Boredom is the keynote of poverty... for where there is no money there is no change of any kind, not of scene or of routine.

Charity in the theater begins and ends with those who have a play opening within a week of one's own.

He's the kind of fellow I'd be if I were a Jew, isn't he?

I have a pet theory of my own, probably invalid, that the theatre is an inevitable refuge of the unhappy child.

I have had many successes and many failures in my life. My successes have always been for different reasons, but my failures have always been for the same reason: I said yes when I meant no.

Nobody bores any man as much as an unhappy female.

Nothing is immutable. The logic of one year is a folly of the next.

One begins with two people on a stage, and one of them had better say something pretty damn quick.

Playwriting, like begging in India, is an honorable but humbling profession.

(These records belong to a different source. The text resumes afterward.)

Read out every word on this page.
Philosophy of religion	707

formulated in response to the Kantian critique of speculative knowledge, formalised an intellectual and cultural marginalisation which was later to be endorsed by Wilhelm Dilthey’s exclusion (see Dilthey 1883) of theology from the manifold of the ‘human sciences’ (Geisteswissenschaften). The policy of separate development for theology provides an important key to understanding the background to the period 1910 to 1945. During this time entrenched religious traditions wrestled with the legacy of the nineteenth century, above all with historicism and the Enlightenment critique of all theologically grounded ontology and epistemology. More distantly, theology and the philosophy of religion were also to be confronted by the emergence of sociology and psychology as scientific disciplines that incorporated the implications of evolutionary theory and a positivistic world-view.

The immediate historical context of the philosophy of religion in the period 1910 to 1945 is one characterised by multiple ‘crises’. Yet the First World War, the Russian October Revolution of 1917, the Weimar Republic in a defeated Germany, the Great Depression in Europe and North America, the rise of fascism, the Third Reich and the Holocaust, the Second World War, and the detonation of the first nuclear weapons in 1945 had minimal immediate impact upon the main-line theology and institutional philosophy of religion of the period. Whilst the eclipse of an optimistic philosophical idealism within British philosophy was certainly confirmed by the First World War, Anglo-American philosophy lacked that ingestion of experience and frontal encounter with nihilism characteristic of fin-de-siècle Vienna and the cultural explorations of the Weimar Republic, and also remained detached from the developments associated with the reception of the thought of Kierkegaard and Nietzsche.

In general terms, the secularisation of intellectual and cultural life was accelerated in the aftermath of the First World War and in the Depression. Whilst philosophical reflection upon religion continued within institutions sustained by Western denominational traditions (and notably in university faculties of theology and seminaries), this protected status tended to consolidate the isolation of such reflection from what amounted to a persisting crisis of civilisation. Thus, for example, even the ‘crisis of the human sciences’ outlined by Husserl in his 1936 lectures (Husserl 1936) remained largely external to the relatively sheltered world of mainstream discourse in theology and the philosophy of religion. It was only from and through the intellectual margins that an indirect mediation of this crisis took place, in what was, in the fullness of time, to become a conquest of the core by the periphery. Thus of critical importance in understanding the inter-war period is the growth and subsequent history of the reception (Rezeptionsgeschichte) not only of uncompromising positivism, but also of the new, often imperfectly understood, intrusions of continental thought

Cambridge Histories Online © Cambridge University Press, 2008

Poor people know poor people, and rich people know rich people. It is one of the few things La Rochefoucauld did not say, but then La Rochefoucauld never lived in the Bronx.

Self-deception is sometimes as necessary a tool as a crowbar.

So far as I know, anything worth hearing is not usually uttered at seven o'clock in the morning; and if it is, it will generally be repeated at a more reasonable hour for a larger and more wakeful audience.

The self-hatred that destroys is the waste of unfulfilled promise.

The theatre breeds its own kind of cruelty, and its sadism takes on a keener edge since it can be enjoyed under the innocent guise of critical judgment.

There is nothing like tasting the grit of fear for rediscovering that the umbilical cord is made of piano wire.

There's nothing the matter with Hollywood that a good earthquake couldn't cure.

You'd be surprised how many kings are only a queen with a moustache.